Doug Bandow of Cato finds similarities between President Obama and the “despotic regimes where officials exercise the power of life and death without restraint” in the Daily Caller today.
Scott Shane reports on Republican calls for an investigation by a special counsel into the leaks (that his reporting benefited from) in the New York Times, while Jeremy Herb at The Hill says the White House has rejected the proposal.
Meanwhile, John McCain and John Kerry are at odds over the Stuxnet leaks, with McCain angry at the White House and Kerry displeased with the Times’ publishing of the story. Jeremy Herb at The Hill covers the senators’ remarks.
The UN High Commissioner for Human Rights is contemplating an investigation into the decision-making around drone strikes as well, writes Carlo Munoz at The Hill.
Jeffrey Gettleman at the New York Times tells us that the U.S. is offering $33 million for information on members of Shabab in Somalia.
Eric Schmitt in the New York Times analyzes the impact that the death of al Libi will have on the direction and strength of Al Qaeda, which appears to be shifting away from Pakistan and into Yemen. And Arshad Mohammed at Reuters notes Secretary Clinton’s implicit defense of the use of drone strikes yesterday.
John Yoo writes in the Wall Street Journal that President Obama is micromanaging the drone campaign:
Yet the greater threat to security comes from Mr. Obama’s micromanagement of the drone campaign. Poring over the files of kill-list nominees recalls Lyndon Johnson’s role in tightly controlling bombing strikes during the Vietnam War. During Operation Rolling Thunder, Johnson held Tuesday lunches when he and his advisers picked targets to avoid attacks that might provoke Soviet or Chinese intervention.

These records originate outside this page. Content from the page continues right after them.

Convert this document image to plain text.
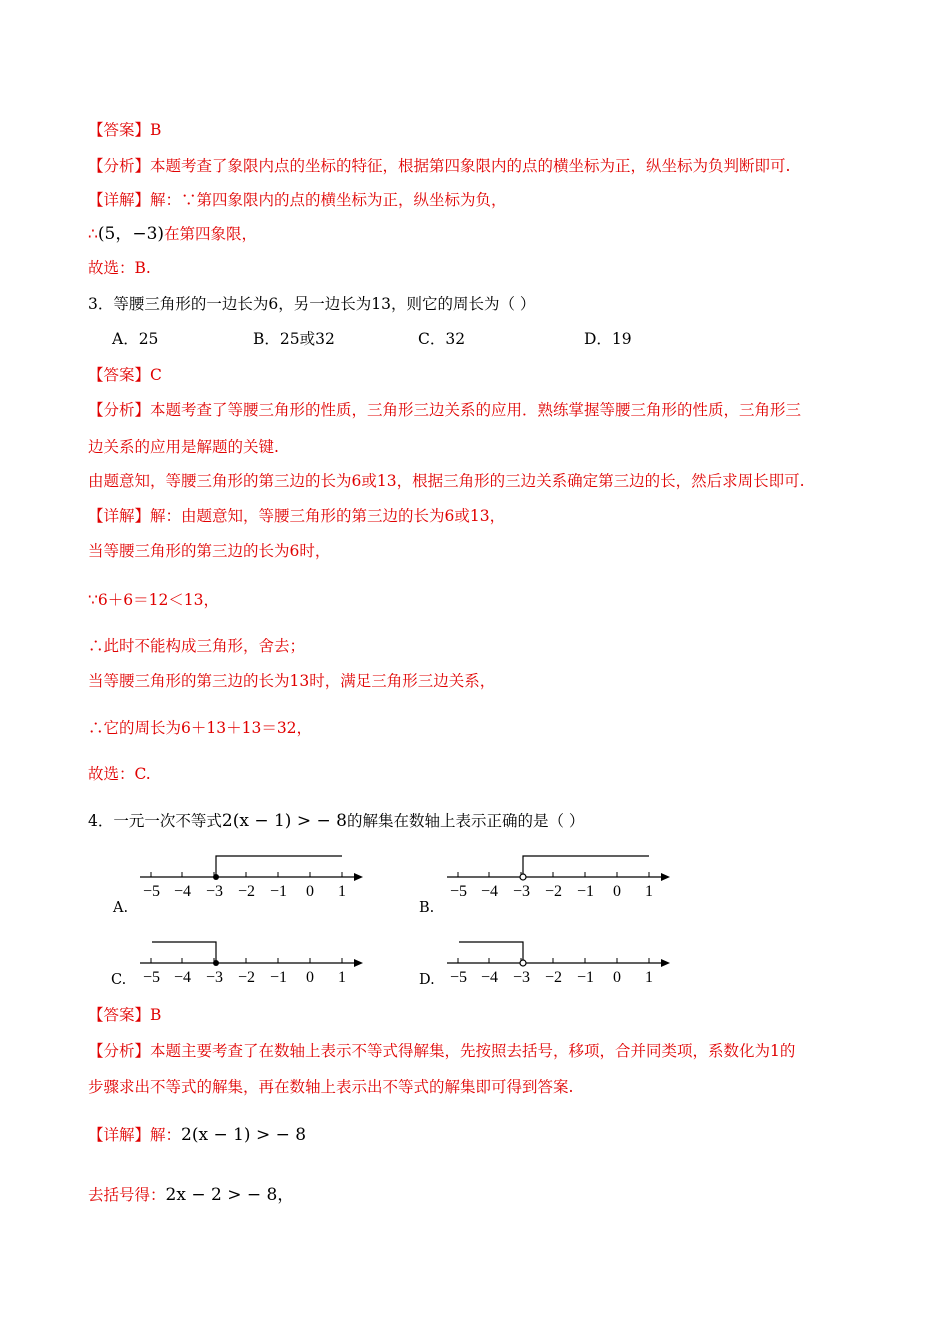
【答案】B
【分析】本题考查了象限内点的坐标的特征，根据第四象限内的点的横坐标为正，纵坐标为负判断即可.
【详解】解：∵第四象限内的点的横坐标为正，纵坐标为负，
∴(5，−3)在第四象限，
故选：B.
3．等腰三角形的一边长为6，另一边长为13，则它的周长为（ ）
A．25	B．25或32	C．32	D．19
【答案】C
【分析】本题考查了等腰三角形的性质，三角形三边关系的应用．熟练掌握等腰三角形的性质，三角形三
边关系的应用是解题的关键.
由题意知，等腰三角形的第三边的长为6或13，根据三角形的三边关系确定第三边的长，然后求周长即可.
【详解】解：由题意知，等腰三角形的第三边的长为6或13，
当等腰三角形的第三边的长为6时，
∵6＋6＝12＜13，
∴此时不能构成三角形，舍去；
当等腰三角形的第三边的长为13时，满足三角形三边关系，
∴它的周长为6＋13＋13＝32，
故选：C.
4．一元一次不等式2(x − 1) > − 8的解集在数轴上表示正确的是（ ）
−5 −4 −3 −2 −1 0 1
A.
−5 −4 −3 −2 −1 0 1
B.
−5 −4 −3 −2 −1 0 1
C.	−5 −4 −3 −2 −1 0 1
D.
【答案】B
【分析】本题主要考查了在数轴上表示不等式得解集，先按照去括号，移项，合并同类项，系数化为1的
步骤求出不等式的解集，再在数轴上表示出不等式的解集即可得到答案.
【详解】解：2(x − 1) > − 8
去括号得：2x − 2 > − 8，
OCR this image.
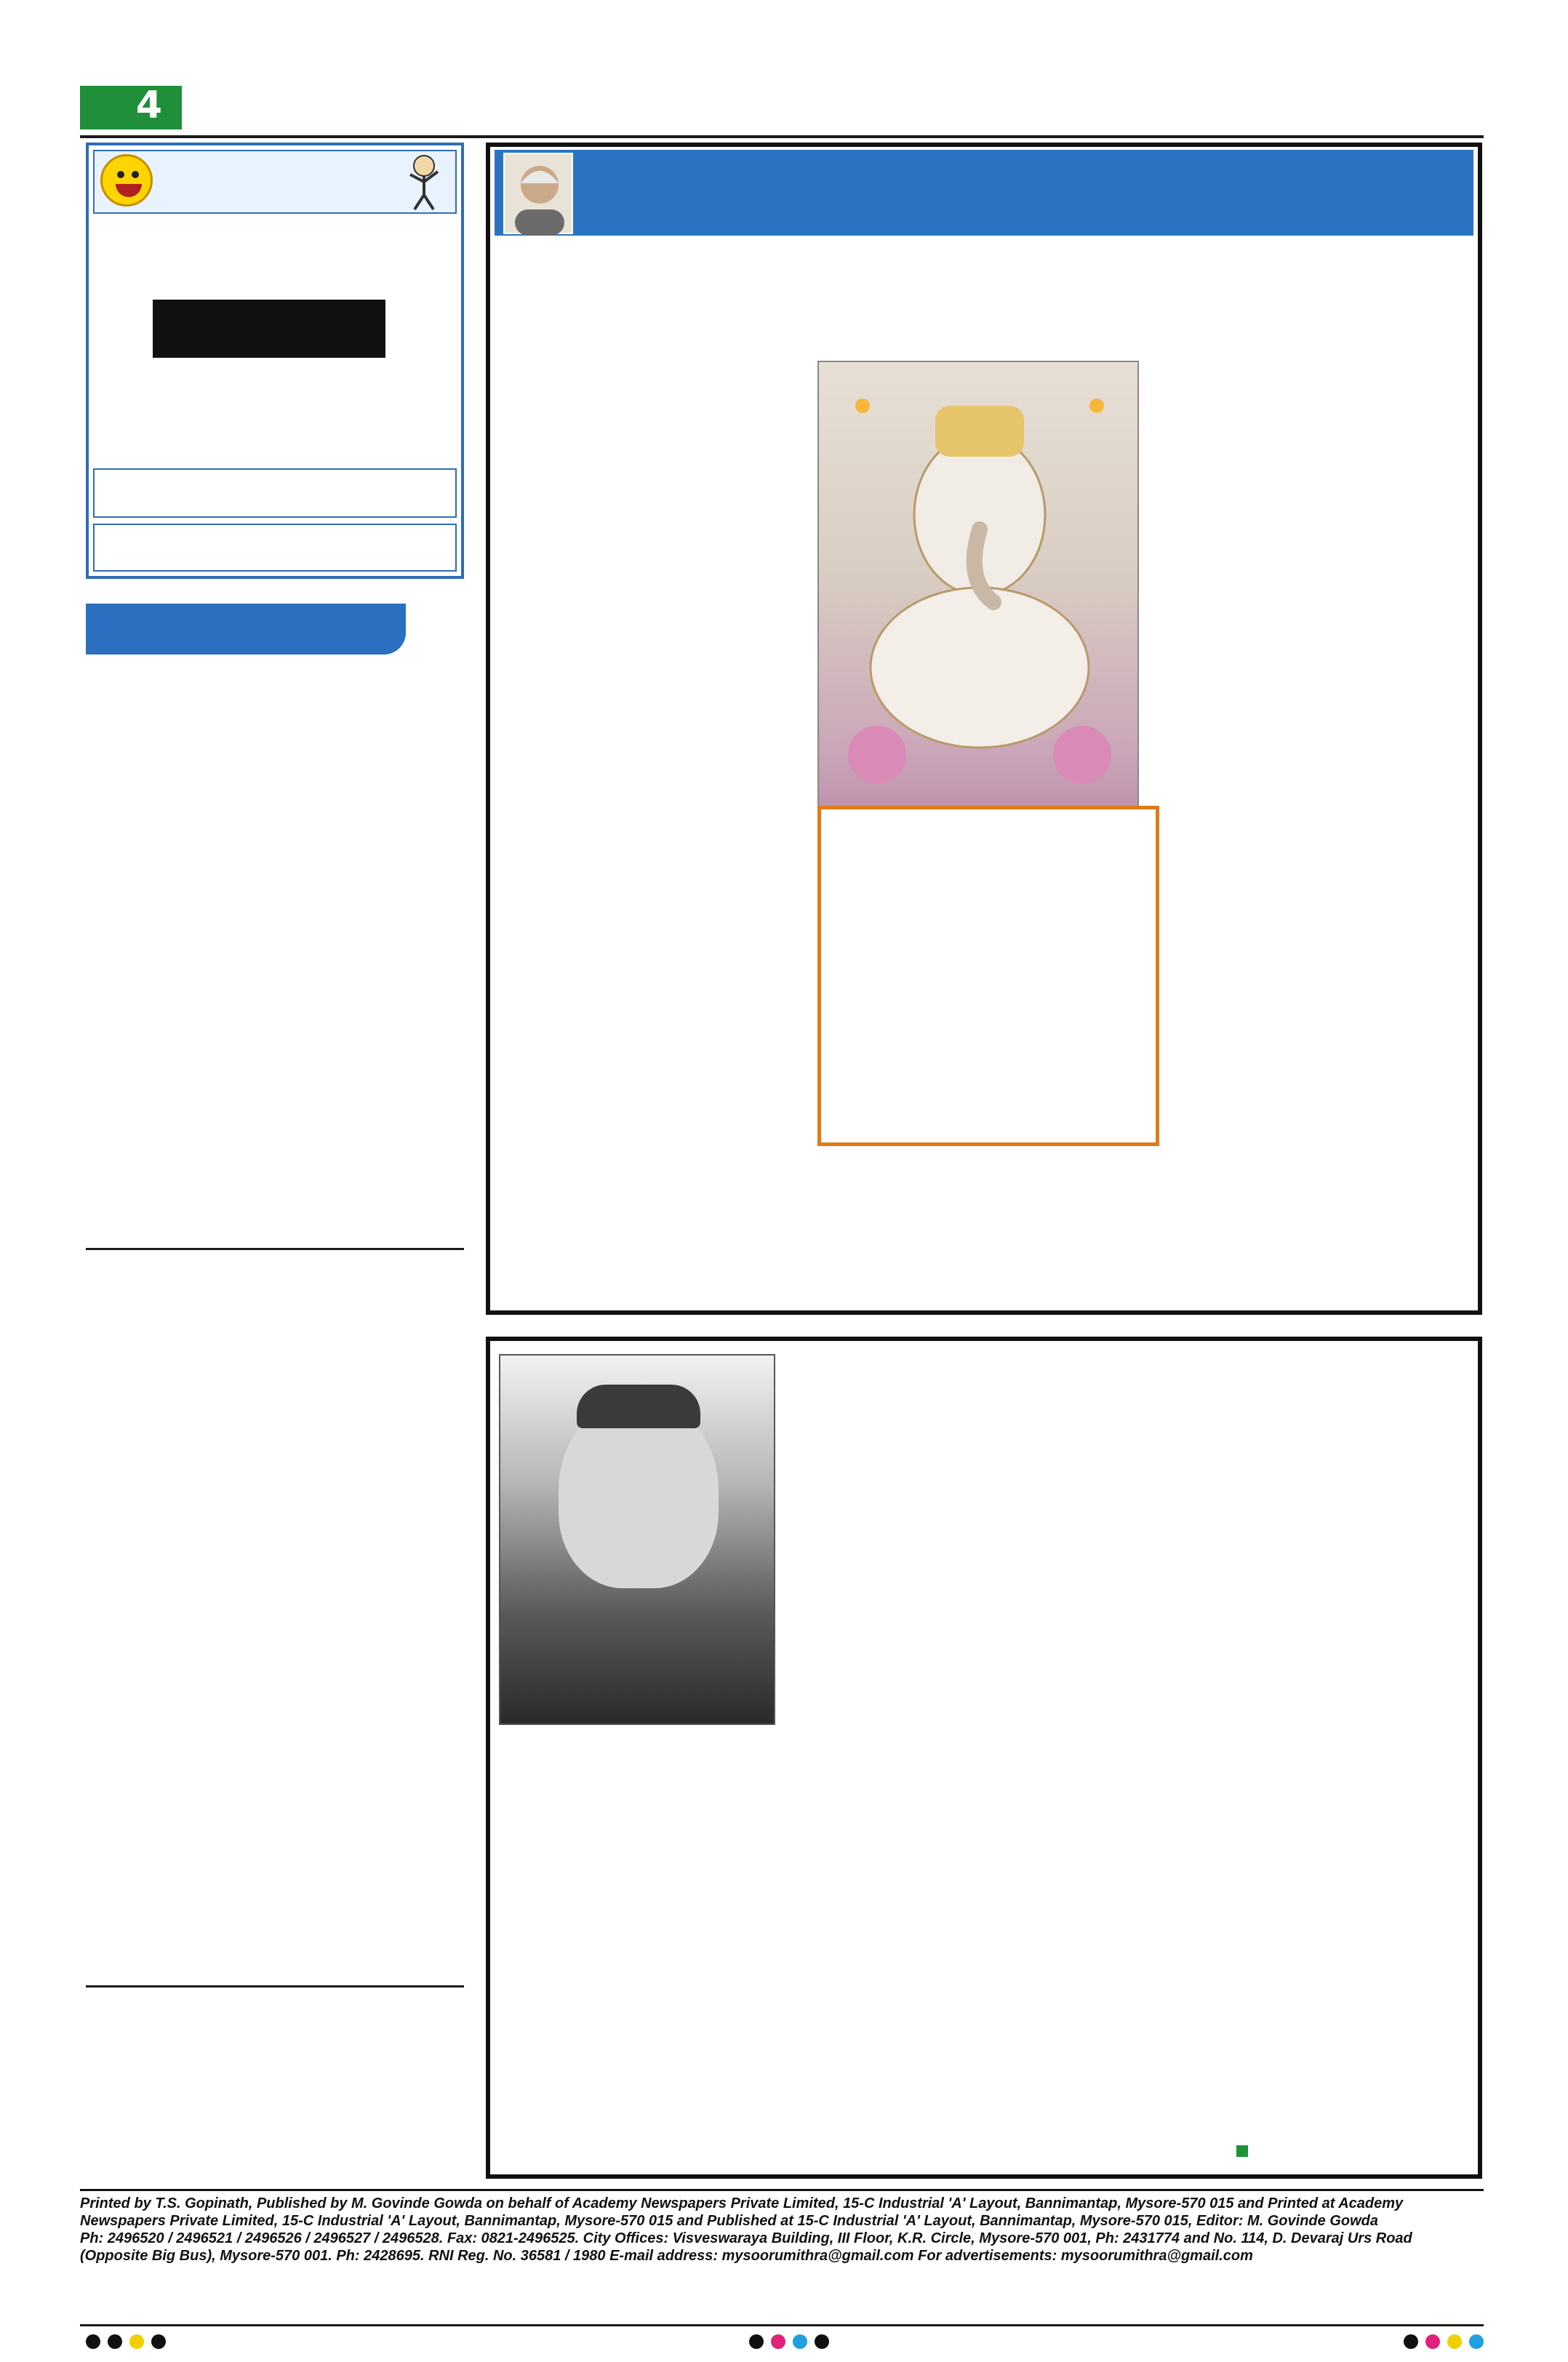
4
Printed by T.S. Gopinath, Published by M. Govinde Gowda on behalf of Academy Newspapers Private Limited, 15-C Industrial 'A' Layout, Bannimantap, Mysore-570 015 and Printed at Academy
Newspapers Private Limited, 15-C Industrial 'A' Layout, Bannimantap, Mysore-570 015 and Published at 15-C Industrial 'A' Layout, Bannimantap, Mysore-570 015, Editor: M. Govinde Gowda
Ph: 2496520 / 2496521 / 2496526 / 2496527 / 2496528. Fax: 0821-2496525. City Offices: Visveswaraya Building, III Floor, K.R. Circle, Mysore-570 001, Ph: 2431774 and No. 114, D. Devaraj Urs Road
(Opposite Big Bus), Mysore-570 001. Ph: 2428695. RNI Reg. No. 36581 / 1980 E-mail address: mysoorumithra@gmail.com For advertisements: mysoorumithra@gmail.com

This misuse of presidential time produced a myopic focus on tactics. Photos of LBJ hunched over maps said it all: Staring at individual targets prevented him from seeing the broader strategic picture in Vietnam and Southeast Asia. Worse yet, it encouraged the military to set aside its judgment in favor of the president’s political preferences.
. . . Today the Obama administration commits mistakes of similar dimension by rushing for the exits in Iraq, hastily drawing down in Afghanistan, and failing to pressure Pakistan to control its western regions, where al Qaeda and the Taliban operate with little restraint. America’s high-tempo drone campaign cannot succeed for long without the ground support of local bases and intelligence assets.
To stop an enemy without territory, population or regular armed forces, the U.S. must have access to timely, actionable intelligence gleaned from captured terrorists. The interrogation of terrorist leaders not only led the CIA to bin Laden’s doorstep. It helped produce the success of the last decade: not a single follow-up al Qaeda attack in the U.S. Exclusive reliance on drones and a no-capture policy spend down the investments in intelligence that made this hiatus possible, without replenishing the interrogation-gained information needed to predict future threats.
The Quote of the Day goes to Chairman of the Joint Chiefs of Staff General Martin Dempsey, who told reporters that:
Although we are extraordinarily dissatisfied with the effect the Pakistanis have had on the Haqqanis, we are mindful that they are conducting military operations at great losses.
MSNBC is just catching up on the news that the U.S. is spending some money to provide additional amenities like a soccer field and television at Guantanamo detention center.
Joshua Foust at the Atlantic says that we misunderstand drones, and reminds us that drones aren’t cheap and they can’t totally replace other forms of military operations.
Just in case you think that the U.S. is the only country in the world using drones in military operations, Australia’s ABC News reports on that country’s drone campaign in Afghanistan.
A bipartisan group of national security experts wrote to Senate Minority Leader Mitch McConnell urging him to support cybersecurity legislation, reports Brendan Sasso at The Hill.